Apple tells court it would pay no more than $1 per iPhone to license Motorola patents

Apple has indicated to a Wisconsin court that it is willing to pay Google-owned Motorola Mobility to license standard-essential wireless patents, but it will not pay more than $1 per iPhone sold.

The admission by Apple marks the first time the company has indicated it would license standard-essential patents from Motorola, according to Florian Mueller of FOSS Patents. Apple said that if the court sets a FRAND rate at or below $1, the company will take a license and start paying Motorola immediately.

But if the court sets a royalty rate higher than $1 per iPhone, Apple has signaled that it will appeal the decision and make it more difficult for Motorola and Google to collect.

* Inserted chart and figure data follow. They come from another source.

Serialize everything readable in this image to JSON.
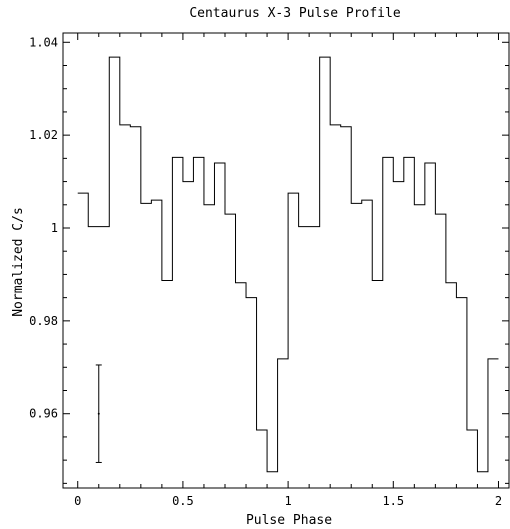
{
  "chart_data": {
    "type": "line",
    "style": "step",
    "title": "Centaurus X-3 Pulse Profile",
    "xlabel": "Pulse Phase",
    "ylabel": "Normalized C/s",
    "xlim": [
      -0.07,
      2.05
    ],
    "ylim": [
      0.944,
      1.042
    ],
    "xticks": [
      0,
      0.5,
      1,
      1.5,
      2
    ],
    "xtick_labels": [
      "0",
      "0.5",
      "1",
      "1.5",
      "2"
    ],
    "yticks": [
      0.96,
      0.98,
      1,
      1.02,
      1.04
    ],
    "ytick_labels": [
      "0.96",
      "0.98",
      "1",
      "1.02",
      "1.04"
    ],
    "grid": false,
    "bin_width": 0.05,
    "series": [
      {
        "x": [
          0.0,
          0.05,
          0.1,
          0.15,
          0.2,
          0.25,
          0.3,
          0.35,
          0.4,
          0.45,
          0.5,
          0.55,
          0.6,
          0.65,
          0.7,
          0.75,
          0.8,
          0.85,
          0.9,
          0.95,
          1.0,
          1.05,
          1.1,
          1.15,
          1.2,
          1.25,
          1.3,
          1.35,
          1.4,
          1.45,
          1.5,
          1.55,
          1.6,
          1.65,
          1.7,
          1.75,
          1.8,
          1.85,
          1.9,
          1.95
        ],
        "values": [
          1.0075,
          1.0003,
          1.0003,
          1.0368,
          1.0222,
          1.0218,
          1.0053,
          1.006,
          0.9887,
          1.0152,
          1.01,
          1.0152,
          1.005,
          1.014,
          1.003,
          0.9882,
          0.985,
          0.9565,
          0.9475,
          0.9718,
          1.0075,
          1.0003,
          1.0003,
          1.0368,
          1.0222,
          1.0218,
          1.0053,
          1.006,
          0.9887,
          1.0152,
          1.01,
          1.0152,
          1.005,
          1.014,
          1.003,
          0.9882,
          0.985,
          0.9565,
          0.9475,
          0.9718
        ]
      }
    ],
    "error_bar": {
      "x": 0.1,
      "center": 0.96,
      "low": 0.9495,
      "high": 0.9705
    }
  }
}
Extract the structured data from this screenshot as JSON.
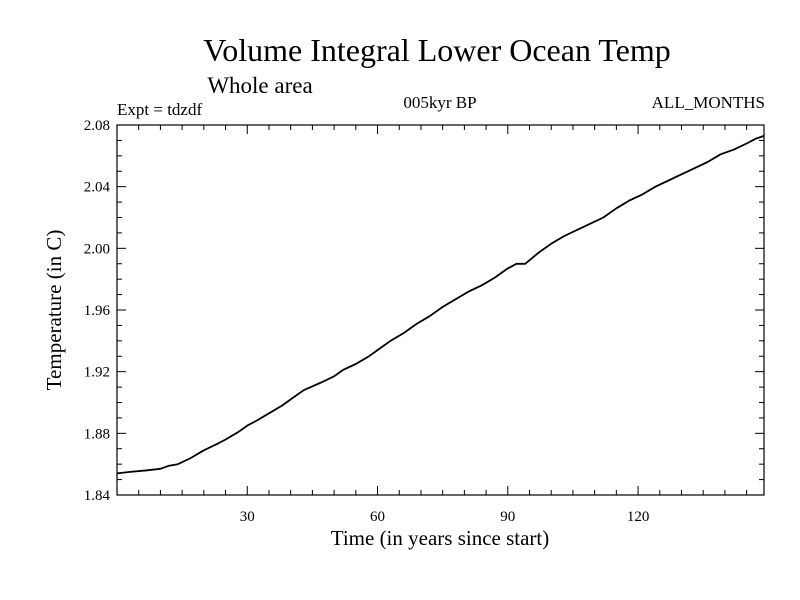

"Motorola cannot offer evidence at this trial that the rate should be higher than $1 per phone, but to the extent the Court sets the rate higher than $1 per unit, Apple reserves the right to exhaust all appeals," Apple's filing reads, "and needs also to reserve the right available to any party offered a license: the right to refuse and proceed to further infringement litigation. Make no mistake, that is not an outcome Apple desires."

The new details come five days ahead of the start of the FRAND contract trial in the Western District of Wisconsin. In that trial, Apple intends to employ expert testimony and "copious real-world evidence — including Motorola's contemporaneous licenses — that establishes a ceiling for the FRAND rate Motorola could charge Apple for Motorola's worldwide portfolio."

The rate Apple has said it is willing to pay is significantly lower than the 2.25 percent of Apple's sales that Motorola seeks for standard-essential patents. Mueller, an intellectual property expert, said he doesn't expect Motorola to "ever" receive a payout that large.

"Apple's '$1 maximum' position may be justified from a FRAND point of view (I guess it is)," Mueller wrote, "but such a deal wouldn't give Google the strategic leverage over Apple that it hoped to get when it paid $12.5 billion for Motorola Mobility."